题意:给定n个车厢的乘客数,每个火车头最多能拉的车厢数m(共三个火车头),问,最多能拉的乘客数。

思路:类似于一维01背包,求解将哪些物品放入背包可使容量最大,只不过,此题变形之处是,要求连续m个物品。

背包九讲中关于一维01背包的讲解是:若只考虑第i件物品的策略(放或不放),那么就可以转化为一个只牵扯前i-1件物品的问题。

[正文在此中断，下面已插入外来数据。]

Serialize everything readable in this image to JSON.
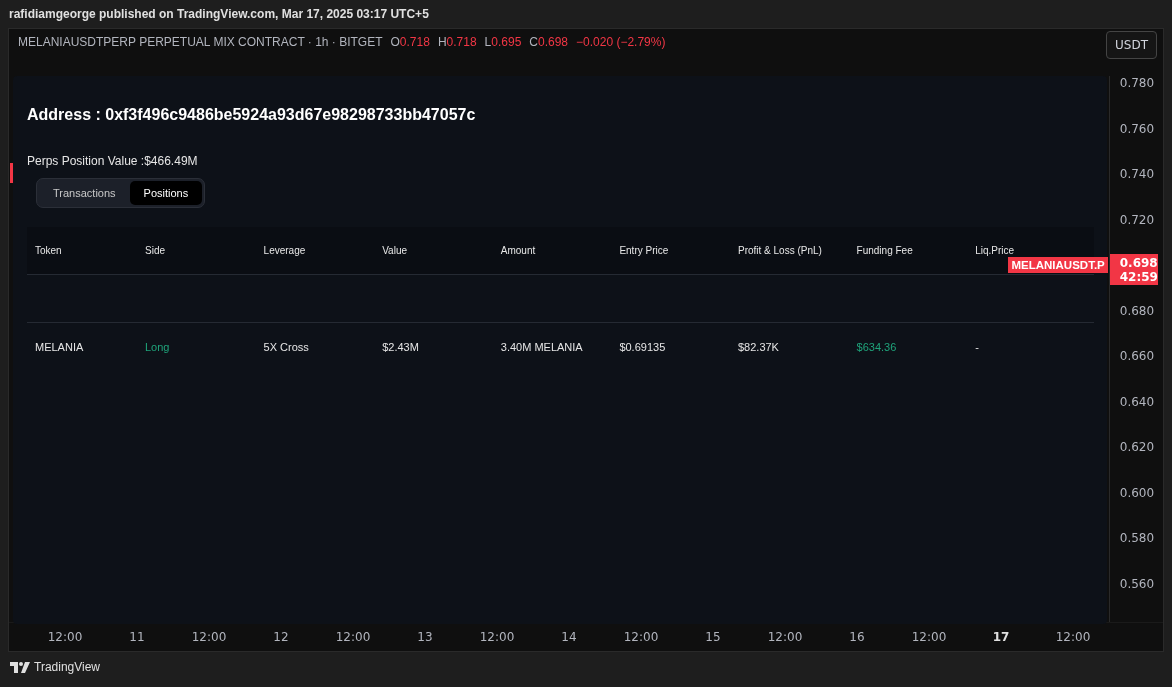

在一维01背包中,如果不放第i件物品,那么问题就转化为“将第i-1个物品放入容量为v的背包”,价值为dp[i-1][v],类比此题,如果不将第i个车厢人数放入容量为j的火车,那么问题就转化为将i-1节车厢人数放入容量为j的火车,价值为dp[i-1][j];如果放第i件物品,那么问题就转化为“将第i-1个物品放入容量为v的背包”,价值为dp[i-1][v-cost]+value,类比此题,如果将第i个车厢人数放入容量为j的火车,那么问题就转化为“将i-m节车厢的人数放入容量为j-1的火车”(因为火车头被占据一个,所以容量减少1),价值为dp[i-m][j-1]+sum[i]-sum[i-m];

数组sum[i]的作用是存储前i节车厢的总人数,方便计算。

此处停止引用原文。